FedAvg works in rounds. The server sends the global model to clients, each trains locally for one or more epochs, then sends updated weights back. The server computes a weighted average of all client updates (weighted by local dataset size), producing the new global model. It is communication-efficient because multiple local steps reduce the total rounds needed, though more local steps can cause client divergence on non-IID data.
A privacy budget, measured in epsilon (ε), quantifies maximum allowable privacy loss during training from differential privacy theory. Smaller epsilon means stronger privacy but lower accuracy. Each training round consumes some budget as model updates can leak information about underlying data. Common values range from 1 (strong privacy) to 10 (moderate). Once exhausted, no further training is possible without exceeding the privacy guarantee.

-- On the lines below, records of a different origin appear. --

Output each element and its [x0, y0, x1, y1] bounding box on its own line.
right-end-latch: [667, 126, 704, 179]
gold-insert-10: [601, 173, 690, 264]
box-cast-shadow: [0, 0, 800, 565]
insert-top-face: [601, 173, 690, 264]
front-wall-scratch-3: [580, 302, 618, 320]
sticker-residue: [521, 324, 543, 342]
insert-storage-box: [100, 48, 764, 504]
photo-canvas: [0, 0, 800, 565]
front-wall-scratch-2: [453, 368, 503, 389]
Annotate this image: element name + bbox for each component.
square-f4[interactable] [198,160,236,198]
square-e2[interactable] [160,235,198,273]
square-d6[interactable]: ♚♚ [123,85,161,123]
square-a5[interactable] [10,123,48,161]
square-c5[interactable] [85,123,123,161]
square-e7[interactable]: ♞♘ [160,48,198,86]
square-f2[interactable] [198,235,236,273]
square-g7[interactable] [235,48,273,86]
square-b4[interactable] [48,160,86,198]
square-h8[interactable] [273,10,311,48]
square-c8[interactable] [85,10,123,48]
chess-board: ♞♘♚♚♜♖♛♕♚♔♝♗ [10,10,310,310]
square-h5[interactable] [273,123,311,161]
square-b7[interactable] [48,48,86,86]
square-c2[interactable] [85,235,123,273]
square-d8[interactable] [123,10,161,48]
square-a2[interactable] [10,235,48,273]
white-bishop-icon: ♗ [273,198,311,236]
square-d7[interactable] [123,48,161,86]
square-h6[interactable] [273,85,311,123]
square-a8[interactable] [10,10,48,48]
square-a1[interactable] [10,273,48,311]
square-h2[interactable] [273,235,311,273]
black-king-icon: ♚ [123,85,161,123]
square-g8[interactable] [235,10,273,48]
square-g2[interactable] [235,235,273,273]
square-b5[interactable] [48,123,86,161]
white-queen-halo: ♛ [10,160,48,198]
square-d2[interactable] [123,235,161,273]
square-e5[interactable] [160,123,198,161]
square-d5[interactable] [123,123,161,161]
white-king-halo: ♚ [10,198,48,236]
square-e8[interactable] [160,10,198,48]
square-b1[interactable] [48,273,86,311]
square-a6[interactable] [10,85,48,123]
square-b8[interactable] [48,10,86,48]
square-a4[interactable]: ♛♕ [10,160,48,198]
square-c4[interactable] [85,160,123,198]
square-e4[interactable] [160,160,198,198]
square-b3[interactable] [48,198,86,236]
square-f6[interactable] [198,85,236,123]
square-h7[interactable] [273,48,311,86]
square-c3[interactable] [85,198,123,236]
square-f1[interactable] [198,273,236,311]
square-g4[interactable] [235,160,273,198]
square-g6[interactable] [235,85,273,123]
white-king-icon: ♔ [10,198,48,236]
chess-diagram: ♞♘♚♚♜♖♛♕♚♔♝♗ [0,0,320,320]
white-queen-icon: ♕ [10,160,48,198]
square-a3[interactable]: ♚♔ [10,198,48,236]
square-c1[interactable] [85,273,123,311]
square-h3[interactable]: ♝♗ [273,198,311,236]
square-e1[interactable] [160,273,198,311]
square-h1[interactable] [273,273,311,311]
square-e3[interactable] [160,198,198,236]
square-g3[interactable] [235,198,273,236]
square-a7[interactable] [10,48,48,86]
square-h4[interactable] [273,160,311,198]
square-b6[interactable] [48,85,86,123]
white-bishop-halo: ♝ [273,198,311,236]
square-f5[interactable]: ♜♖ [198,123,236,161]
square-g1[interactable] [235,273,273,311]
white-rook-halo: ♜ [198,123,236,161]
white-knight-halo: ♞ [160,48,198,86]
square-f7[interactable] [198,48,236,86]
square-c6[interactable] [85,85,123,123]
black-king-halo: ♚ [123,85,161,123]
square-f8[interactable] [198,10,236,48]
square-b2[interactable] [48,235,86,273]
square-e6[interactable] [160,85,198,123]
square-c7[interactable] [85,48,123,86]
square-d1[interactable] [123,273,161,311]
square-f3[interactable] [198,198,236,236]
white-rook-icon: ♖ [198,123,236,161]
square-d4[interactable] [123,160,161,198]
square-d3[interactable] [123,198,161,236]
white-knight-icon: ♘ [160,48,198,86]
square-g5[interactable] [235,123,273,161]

Federated learning typically achieves 1-5% lower accuracy than centralized training, primarily due to non-IID data across clients. However, it enables training on data that would be inaccessible otherwise, potentially resulting in a larger effective dataset and higher real-world accuracy. Techniques like FedProx, SCAFFOLD, and personalization layers can close the gap significantly.
Main risks include model poisoning (malicious clients sending manipulated gradients), gradient inversion (reconstructing training data from shared updates), free-rider attacks (fake updates to benefit from the global model), and inference attacks on aggregated models. Defenses include secure aggregation, Byzantine-fault-tolerant protocols, differential privacy for gradient clipping, and anomaly detection on update patterns.